Applications to Programming#

While the avocado analogy may be cute, it might not obvious why this is relevant to you as a data scientist if you aren’t working with writing programs at this low of a level. There are some pretty key takeaways from understanding this idea though.

First, notice that we talked about the fact that there are registers and caches above main memory. This is to help you as a programmer without you having to think of optimizing memory access as long as you program “normally”. What do we mean by “normal”? Generally, this means trying to follow locality. The designers of this hardware realized that almost all programs obey what they call “temporal locality” or “spatial locality”. Temporal locality means if you access a value, it’s more likely you will access it again in the future. Spatial locality means that if you access a value at index 0 in a list, it’s more likely that you will access the value at index 1 next rather than index 74. So this means when writing programs, try to avoid unnecessarily complicated logic that jumps around to different places in the dataset since these caching procedures generally try to speed up your program by assuming you will leverage these localities.

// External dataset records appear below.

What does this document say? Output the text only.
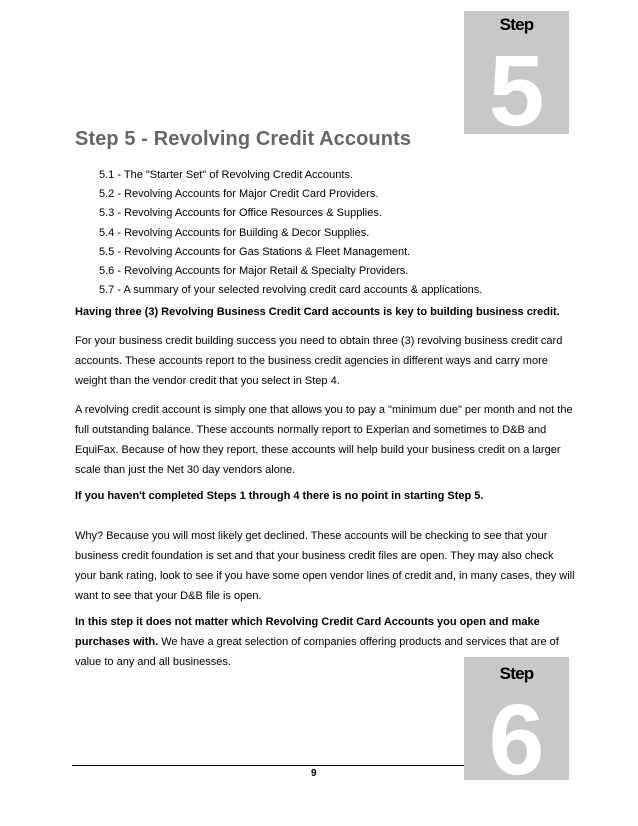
Step
5
Step 5 - Revolving Credit Accounts
5.1 - The "Starter Set" of Revolving Credit Accounts.
5.2 - Revolving Accounts for Major Credit Card Providers.
5.3 - Revolving Accounts for Office Resources & Supplies.
5.4 - Revolving Accounts for Building & Decor Supplies.
5.5 - Revolving Accounts for Gas Stations & Fleet Management.
5.6 - Revolving Accounts for Major Retail & Specialty Providers.
5.7 - A summary of your selected revolving credit card accounts & applications.

Having three (3) Revolving Business Credit Card accounts is key to building business credit.

For your business credit building success you need to obtain three (3) revolving business credit card accounts. These accounts report to the business credit agencies in different ways and carry more weight than the vendor credit that you select in Step 4.

A revolving credit account is simply one that allows you to pay a "minimum due" per month and not the full outstanding balance. These accounts normally report to Experian and sometimes to D&B and EquiFax. Because of how they report, these accounts will help build your business credit on a larger scale than just the Net 30 day vendors alone.

If you haven't completed Steps 1 through 4 there is no point in starting Step 5.

Why? Because you will most likely get declined. These accounts will be checking to see that your business credit foundation is set and that your business credit files are open. They may also check your bank rating, look to see if you have some open vendor lines of credit and, in many cases, they will want to see that your D&B file is open.

In this step it does not matter which Revolving Credit Card Accounts you open and make purchases with. We have a great selection of companies offering products and services that are of value to any and all businesses.

Step
6
9
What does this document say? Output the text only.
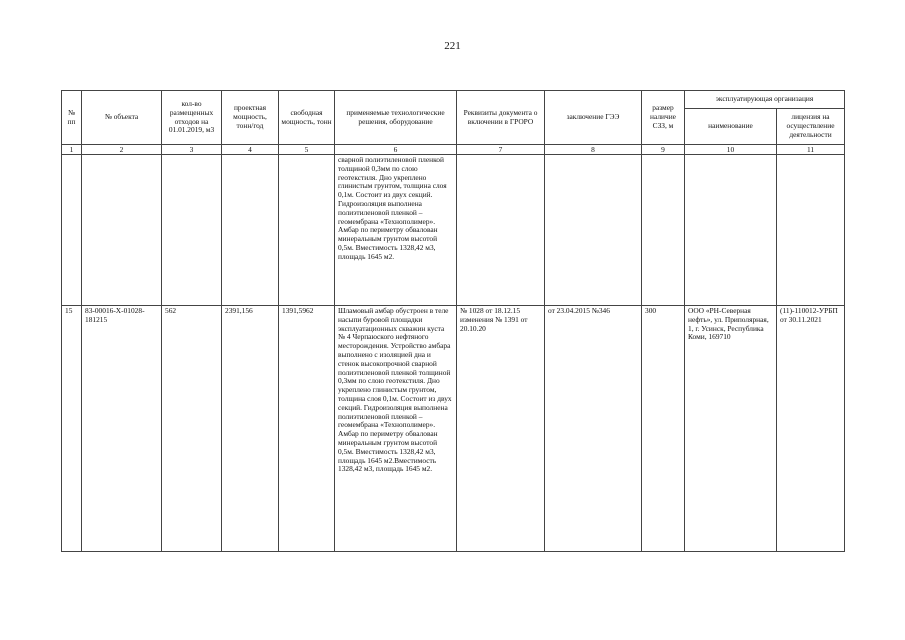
221
№ пп	№ объекта	кол-во размещенных отходов на 01.01.2019, м3	проектная мощность, тонн/год	свободная мощность, тонн	применяемые технологические решения, оборудование	Реквизиты документа о включении в ГРОРО	заключение ГЭЭ	размер наличие СЗЗ, м	эксплуатирующая организация	
									наименование	лицензия на осуществление деятельности
1	2	3	4	5	6	7	8	9	10	11
					сварной полиэтиленовой пленкой толщиной 0,3мм по слою геотекстиля. Дно укреплено глинистым грунтом, толщина слоя 0,1м. Состоит из двух секций. Гидроизоляция выполнена полиэтиленовой пленкой – геомембрана «Технополимер». Амбар по периметру обвалован минеральным грунтом высотой 0,5м. Вместимость 1328,42 м3, площадь 1645 м2.					
15	83-00016-Х-01028-181215	562	2391,156	1391,5962	Шламовый амбар обустроен в теле насыпи буровой площадки эксплуатационных скважин куста № 4 Черпаюского нефтяного месторождения. Устройство амбара выполнено с изоляцией дна и стенок высокопрочной сварной полиэтиленовой пленкой толщиной 0,3мм по слою геотекстиля. Дно укреплено глинистым грунтом, толщина слоя 0,1м. Состоит из двух секций. Гидроизоляция выполнена полиэтиленовой пленкой – геомембрана «Технополимер». Амбар по периметру обвалован минеральным грунтом высотой 0,5м. Вместимость 1328,42 м3, площадь 1645 м2.Вместимость 1328,42 м3, площадь 1645 м2.	№ 1028 от 18.12.15 изменения № 1391 от 20.10.20	от 23.04.2015 №346	300	ООО «РН-Северная нефть», ул. Приполярная, 1, г. Усинск, Республика Коми, 169710	(11)-110012-УРБП от 30.11.2021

Second, realizing that reading/writing to disk is very slow and should be avoided being done frequently. There are some points where you will need to read/write to disk which is unavoidable (i.e., to read your dataset for data analysis), but ideally, you should try to avoid doing this frequently.

Third, is to keep this in mind when processing large datasets. Suppose I have a 50 GB CSV file for my final project and try to read it into Python using pandas.read_csv. If you remember correctly, my computer only has 16 GB of RAM, so how would it possibly read this file and store it in main memory for Python to access (see memory model of the last slide)? Your operating system does a clever trick called paging if you run out of RAM. Paging is a process of writing memory from RAM to disk if you were going to run out of space. This is nice from a continuity perspective, your program doesn’t completely break your computer even though you exceeded the RAM capacity, but very tricky from a performance perspective. This now means any time you want to access a new chunk of the dataset, your computer will have to go to and from disk to grab a new page of data that can fit in RAM.

The takeaway from the last point is that if you are working with large datasets, you might run into drastic slowdowns because of paging. As you are developing your code, it will help to develop with a small version of your dataset that will not cause these huge slowdowns. In some extreme cases, you might need to change your algorithm to work by reading the data only a small portion at a time to avoid paging in the first place.